Commenting ahead of UK Prime Minister David Cameron’s visits to Jamaica and Grenada this week, Tim Jones from the Jubilee Debt Campaign, said:
“Jamaica has been burdened by an unpayable and unjust debt for the last 40 years. Throughout that time institutions the UK has a large say in governing, such as the IMF, have bailed out reckless lenders whilst forcing austerity on the country. The result has been disastrous, with Jamaica failing to meet most of the Millennium Development Goals which concluded this week. David Cameron should apologise for both the impacts of the transatlantic slave trade and the more recently imposed austerity, and push for a debt cancellation programme to finally end the debt trap of the last 40 years.”
According to the World Bank, since 1980 Jamaica has been lent $17.5 billion from overseas, repaid $20.5 billion but is still said today to have an external debt of $7.5 billion. Jamaica has been in a debt crisis since the late 1970s, spending around 20% of export revenues on external debt payments every year since. Despite this, there has been no discernible fall in the government’s external debt since the late 1990s. Jamaica has followed IMF austerity programmes from 1972 to 1979, 1981 to 1995, 2010-2011 and 2013 to date.
Jamaica has failed to meet six of the seven Millennium Development Goals:
• The Jamaican economy is the same size per person today as it was in 1990.
• The number of people living in poverty has increased from 10% of the population in 2007 to 20%.
• Unemployment is currently over 15%.
• The proportion of children completing primary school fell from 97% in 1990 to 75% by 2009. It has since increased again to 86%, but still well short of the Millennium Development Goal of 100%.

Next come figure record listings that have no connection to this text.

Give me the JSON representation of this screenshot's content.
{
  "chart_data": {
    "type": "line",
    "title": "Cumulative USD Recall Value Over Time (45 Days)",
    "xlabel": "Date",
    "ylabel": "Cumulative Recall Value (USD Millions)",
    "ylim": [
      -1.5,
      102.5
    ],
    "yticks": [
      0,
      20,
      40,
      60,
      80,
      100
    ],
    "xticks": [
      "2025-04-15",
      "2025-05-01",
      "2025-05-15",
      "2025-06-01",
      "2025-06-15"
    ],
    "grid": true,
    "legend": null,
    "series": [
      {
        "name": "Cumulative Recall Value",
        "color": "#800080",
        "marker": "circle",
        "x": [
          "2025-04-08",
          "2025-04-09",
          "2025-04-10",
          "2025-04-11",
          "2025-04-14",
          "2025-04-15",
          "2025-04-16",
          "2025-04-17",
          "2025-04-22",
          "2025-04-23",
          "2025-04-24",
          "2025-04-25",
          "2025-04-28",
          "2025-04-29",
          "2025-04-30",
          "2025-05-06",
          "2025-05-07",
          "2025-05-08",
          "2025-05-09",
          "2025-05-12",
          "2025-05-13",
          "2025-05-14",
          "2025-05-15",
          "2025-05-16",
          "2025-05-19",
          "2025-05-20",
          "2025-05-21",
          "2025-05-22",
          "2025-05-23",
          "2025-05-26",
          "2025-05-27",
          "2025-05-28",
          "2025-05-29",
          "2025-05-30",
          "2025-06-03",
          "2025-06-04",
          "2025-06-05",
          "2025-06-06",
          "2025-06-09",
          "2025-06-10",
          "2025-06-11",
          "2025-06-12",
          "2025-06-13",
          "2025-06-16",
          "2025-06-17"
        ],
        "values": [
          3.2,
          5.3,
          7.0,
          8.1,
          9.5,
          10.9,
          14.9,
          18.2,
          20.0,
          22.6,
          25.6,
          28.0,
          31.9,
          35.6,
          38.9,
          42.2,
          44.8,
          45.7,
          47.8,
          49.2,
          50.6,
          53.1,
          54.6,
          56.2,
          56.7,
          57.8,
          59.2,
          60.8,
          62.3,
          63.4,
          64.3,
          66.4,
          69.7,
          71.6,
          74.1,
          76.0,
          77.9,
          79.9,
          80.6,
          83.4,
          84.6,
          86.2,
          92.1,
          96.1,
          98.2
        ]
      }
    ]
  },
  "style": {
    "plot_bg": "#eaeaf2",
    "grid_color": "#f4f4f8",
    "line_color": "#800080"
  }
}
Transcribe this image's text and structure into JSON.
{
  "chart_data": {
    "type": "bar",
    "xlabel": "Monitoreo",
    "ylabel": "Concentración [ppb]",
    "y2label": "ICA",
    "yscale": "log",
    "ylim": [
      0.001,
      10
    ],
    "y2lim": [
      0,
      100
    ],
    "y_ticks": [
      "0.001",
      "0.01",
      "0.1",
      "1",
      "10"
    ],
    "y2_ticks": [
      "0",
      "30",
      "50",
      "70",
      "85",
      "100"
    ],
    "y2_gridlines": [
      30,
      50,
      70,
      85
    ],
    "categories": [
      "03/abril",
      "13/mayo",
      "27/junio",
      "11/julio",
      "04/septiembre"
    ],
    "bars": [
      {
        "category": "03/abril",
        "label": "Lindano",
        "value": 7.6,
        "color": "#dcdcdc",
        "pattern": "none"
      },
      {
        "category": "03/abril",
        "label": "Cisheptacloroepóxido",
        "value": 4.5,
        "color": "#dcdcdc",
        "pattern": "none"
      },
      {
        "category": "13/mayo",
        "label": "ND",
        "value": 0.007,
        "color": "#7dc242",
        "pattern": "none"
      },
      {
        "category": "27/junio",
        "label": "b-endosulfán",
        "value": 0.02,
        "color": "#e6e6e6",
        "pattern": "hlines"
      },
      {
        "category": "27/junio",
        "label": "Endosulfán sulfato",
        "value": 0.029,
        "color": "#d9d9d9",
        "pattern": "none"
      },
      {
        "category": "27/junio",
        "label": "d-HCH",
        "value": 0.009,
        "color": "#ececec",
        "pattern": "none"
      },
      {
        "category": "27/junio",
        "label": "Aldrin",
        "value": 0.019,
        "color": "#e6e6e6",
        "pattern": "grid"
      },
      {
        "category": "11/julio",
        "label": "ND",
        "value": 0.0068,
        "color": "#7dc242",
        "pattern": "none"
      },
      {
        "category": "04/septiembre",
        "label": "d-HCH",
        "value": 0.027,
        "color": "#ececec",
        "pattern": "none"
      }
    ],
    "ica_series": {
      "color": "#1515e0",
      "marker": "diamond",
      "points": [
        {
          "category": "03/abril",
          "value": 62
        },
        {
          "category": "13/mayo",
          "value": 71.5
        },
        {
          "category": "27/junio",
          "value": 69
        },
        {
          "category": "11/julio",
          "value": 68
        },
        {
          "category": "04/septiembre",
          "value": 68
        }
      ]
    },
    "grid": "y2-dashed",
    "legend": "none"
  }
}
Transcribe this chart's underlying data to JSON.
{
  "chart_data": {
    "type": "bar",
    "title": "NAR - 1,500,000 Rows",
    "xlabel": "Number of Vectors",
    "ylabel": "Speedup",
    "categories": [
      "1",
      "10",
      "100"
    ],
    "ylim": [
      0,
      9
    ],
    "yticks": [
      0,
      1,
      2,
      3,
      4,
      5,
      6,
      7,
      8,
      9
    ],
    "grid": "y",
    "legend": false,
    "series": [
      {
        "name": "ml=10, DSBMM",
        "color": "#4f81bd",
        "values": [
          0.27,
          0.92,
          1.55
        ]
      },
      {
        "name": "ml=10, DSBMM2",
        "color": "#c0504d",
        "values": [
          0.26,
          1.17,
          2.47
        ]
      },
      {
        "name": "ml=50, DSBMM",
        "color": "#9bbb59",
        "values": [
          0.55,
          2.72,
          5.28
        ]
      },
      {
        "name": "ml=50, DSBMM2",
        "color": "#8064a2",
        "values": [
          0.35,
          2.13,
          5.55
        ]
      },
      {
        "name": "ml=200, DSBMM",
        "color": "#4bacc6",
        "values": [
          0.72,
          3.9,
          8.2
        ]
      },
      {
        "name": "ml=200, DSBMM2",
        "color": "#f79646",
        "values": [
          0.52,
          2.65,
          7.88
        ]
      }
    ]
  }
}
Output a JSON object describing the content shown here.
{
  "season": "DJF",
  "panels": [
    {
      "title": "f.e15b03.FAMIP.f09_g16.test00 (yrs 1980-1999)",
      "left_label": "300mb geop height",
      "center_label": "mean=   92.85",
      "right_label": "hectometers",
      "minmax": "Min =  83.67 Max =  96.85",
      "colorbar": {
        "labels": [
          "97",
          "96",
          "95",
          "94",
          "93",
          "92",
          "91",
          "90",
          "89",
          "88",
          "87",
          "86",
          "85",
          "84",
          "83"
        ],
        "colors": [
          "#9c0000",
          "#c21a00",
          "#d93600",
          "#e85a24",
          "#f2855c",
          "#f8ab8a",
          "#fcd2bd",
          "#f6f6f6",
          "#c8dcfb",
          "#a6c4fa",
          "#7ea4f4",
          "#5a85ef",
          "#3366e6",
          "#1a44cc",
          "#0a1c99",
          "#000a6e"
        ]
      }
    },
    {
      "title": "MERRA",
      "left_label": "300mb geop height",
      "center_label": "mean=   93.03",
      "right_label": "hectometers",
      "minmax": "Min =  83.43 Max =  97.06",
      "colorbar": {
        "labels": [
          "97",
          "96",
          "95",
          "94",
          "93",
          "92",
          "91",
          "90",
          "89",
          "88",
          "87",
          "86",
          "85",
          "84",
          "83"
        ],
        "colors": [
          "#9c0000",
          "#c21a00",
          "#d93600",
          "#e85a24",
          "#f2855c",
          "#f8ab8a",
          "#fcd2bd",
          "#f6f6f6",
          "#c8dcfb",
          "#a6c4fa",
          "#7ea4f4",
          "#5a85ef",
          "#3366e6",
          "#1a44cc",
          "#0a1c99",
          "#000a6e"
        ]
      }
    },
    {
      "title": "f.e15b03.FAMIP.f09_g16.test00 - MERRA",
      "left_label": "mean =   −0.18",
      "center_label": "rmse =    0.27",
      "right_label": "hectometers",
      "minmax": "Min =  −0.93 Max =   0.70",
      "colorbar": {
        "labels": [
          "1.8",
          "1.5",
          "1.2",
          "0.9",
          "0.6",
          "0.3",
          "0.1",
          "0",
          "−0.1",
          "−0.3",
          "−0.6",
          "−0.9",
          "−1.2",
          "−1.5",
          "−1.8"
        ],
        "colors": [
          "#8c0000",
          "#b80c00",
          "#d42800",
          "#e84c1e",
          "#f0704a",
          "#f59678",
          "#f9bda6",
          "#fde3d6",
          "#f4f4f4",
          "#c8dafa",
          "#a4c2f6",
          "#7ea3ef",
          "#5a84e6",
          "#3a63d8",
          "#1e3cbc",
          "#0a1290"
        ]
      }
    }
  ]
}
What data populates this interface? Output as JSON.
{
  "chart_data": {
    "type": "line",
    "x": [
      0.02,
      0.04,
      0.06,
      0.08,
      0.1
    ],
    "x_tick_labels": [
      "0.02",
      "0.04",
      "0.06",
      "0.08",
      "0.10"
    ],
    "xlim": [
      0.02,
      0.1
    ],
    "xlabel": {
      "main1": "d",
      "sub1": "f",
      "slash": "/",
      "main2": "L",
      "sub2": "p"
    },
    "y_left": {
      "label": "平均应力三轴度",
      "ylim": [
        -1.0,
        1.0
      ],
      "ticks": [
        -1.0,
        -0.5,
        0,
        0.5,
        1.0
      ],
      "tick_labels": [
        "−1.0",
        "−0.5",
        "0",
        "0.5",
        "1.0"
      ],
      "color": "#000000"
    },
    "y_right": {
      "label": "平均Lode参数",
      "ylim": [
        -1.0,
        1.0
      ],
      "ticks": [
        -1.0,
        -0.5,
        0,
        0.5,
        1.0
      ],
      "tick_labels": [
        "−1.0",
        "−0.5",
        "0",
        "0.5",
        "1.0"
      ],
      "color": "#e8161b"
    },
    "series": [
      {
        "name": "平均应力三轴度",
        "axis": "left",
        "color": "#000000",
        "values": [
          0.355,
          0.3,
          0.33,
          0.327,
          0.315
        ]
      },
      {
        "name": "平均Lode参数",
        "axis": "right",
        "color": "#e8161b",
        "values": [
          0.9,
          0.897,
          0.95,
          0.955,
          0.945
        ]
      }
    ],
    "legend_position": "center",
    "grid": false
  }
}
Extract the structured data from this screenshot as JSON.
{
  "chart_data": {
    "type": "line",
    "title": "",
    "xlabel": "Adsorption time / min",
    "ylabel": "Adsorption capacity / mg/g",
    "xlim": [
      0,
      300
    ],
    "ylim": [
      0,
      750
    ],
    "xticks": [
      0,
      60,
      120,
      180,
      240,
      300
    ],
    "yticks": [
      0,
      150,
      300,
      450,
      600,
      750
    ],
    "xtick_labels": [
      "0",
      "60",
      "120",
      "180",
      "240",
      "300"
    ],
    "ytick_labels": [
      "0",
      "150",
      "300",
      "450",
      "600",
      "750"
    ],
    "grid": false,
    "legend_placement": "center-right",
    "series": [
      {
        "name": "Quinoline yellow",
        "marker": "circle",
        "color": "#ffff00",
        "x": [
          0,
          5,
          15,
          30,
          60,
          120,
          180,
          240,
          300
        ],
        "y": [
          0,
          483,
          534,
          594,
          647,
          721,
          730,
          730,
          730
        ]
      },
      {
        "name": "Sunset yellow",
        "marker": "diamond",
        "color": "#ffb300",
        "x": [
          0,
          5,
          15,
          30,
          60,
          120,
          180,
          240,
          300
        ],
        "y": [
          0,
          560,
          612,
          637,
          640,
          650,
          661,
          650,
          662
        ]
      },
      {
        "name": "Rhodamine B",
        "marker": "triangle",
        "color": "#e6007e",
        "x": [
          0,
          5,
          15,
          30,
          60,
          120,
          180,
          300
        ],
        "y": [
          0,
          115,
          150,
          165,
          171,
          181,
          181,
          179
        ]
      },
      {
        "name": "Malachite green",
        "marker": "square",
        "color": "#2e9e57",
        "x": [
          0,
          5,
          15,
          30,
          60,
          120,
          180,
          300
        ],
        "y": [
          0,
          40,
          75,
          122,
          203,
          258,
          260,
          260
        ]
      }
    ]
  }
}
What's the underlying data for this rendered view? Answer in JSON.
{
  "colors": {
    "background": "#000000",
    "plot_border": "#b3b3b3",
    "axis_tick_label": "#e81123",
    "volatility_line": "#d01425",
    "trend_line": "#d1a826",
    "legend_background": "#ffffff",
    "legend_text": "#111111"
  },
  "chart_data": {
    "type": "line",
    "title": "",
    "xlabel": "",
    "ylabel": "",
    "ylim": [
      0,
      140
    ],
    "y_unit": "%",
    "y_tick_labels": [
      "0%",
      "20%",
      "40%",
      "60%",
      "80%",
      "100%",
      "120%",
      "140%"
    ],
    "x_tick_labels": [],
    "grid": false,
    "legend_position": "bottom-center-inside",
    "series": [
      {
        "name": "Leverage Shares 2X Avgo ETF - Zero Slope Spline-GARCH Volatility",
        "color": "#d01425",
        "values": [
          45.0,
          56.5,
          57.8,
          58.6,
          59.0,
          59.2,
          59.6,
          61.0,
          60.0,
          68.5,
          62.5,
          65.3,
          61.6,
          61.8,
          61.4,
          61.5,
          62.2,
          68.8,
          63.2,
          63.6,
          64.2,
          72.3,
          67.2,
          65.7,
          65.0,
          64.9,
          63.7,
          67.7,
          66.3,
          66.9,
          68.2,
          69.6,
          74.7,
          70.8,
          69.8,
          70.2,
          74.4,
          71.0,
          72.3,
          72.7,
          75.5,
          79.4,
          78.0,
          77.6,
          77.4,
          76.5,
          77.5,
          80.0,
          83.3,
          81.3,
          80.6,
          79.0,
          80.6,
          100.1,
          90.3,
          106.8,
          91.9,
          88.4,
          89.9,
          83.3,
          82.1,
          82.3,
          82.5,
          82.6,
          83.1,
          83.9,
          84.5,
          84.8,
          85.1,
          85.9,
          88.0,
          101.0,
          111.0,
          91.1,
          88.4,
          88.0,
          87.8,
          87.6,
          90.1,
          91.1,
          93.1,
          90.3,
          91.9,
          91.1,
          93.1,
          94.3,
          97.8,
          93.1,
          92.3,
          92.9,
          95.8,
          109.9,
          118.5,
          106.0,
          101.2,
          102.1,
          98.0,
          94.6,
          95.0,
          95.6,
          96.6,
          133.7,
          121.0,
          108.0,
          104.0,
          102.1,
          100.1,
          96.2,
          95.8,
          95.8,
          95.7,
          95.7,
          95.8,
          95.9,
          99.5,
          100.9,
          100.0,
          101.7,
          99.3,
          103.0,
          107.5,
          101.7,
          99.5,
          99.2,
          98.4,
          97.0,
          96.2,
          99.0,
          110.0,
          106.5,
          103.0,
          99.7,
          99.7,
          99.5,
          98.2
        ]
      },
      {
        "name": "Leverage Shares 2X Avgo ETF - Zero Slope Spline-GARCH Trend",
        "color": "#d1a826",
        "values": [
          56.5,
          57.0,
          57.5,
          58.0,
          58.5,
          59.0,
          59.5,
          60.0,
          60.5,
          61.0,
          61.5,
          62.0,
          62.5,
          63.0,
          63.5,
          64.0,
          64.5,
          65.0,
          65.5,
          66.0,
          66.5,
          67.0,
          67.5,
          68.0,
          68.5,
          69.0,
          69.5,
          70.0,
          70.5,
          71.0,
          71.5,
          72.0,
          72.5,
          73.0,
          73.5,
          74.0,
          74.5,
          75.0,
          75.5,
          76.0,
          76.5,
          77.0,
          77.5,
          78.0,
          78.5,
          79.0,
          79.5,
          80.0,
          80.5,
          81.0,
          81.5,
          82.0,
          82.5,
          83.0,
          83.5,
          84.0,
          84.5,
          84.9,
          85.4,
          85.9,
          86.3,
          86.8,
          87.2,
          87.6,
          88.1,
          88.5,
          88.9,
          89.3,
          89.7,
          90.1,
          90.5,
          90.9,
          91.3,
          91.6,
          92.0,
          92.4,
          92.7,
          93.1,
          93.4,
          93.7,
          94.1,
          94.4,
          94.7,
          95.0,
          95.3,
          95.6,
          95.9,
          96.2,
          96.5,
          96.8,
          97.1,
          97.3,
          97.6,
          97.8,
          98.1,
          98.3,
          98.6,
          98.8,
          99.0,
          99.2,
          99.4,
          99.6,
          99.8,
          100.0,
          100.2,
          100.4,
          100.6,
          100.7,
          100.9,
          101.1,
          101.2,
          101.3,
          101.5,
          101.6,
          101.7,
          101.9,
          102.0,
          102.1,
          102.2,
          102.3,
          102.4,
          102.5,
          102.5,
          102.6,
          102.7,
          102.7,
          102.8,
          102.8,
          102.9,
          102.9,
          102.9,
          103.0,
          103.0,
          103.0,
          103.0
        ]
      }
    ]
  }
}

Both the Jamaican government and the Caribbean Community and Common Market (Caricom) have called this year for debt relief for Jamaica and other heavily indebted small islands.
Commenting ahead of the Prime Minister’s visit to Grenada, Tim Jones continued:
“Grenada is in a debt crisis caused by the withdrawal of EU trade preferences for exports, the devastation caused by Hurricane Ivan in 2004 and the fall in tourism during the global financial crisis. Having defaulted on some of its debt, Grenada bravely tried to get all creditors to jointly negotiate on an economic recovery programme, but the UK refused. When in Grenada, David Cameron should apologise for this rebuff, cancel all the debt owed by Grenada to the UK, and push institutions like the IMF and World Bank to do the same.”
Grenada is currently in default on the £1.8 million it is said to owe the UK government’s UK Export Finance. In October 2013 the Grenada government publicly called for a negotiation with all creditors on debt cancellation and economic recovery, which the UK government rebuffed.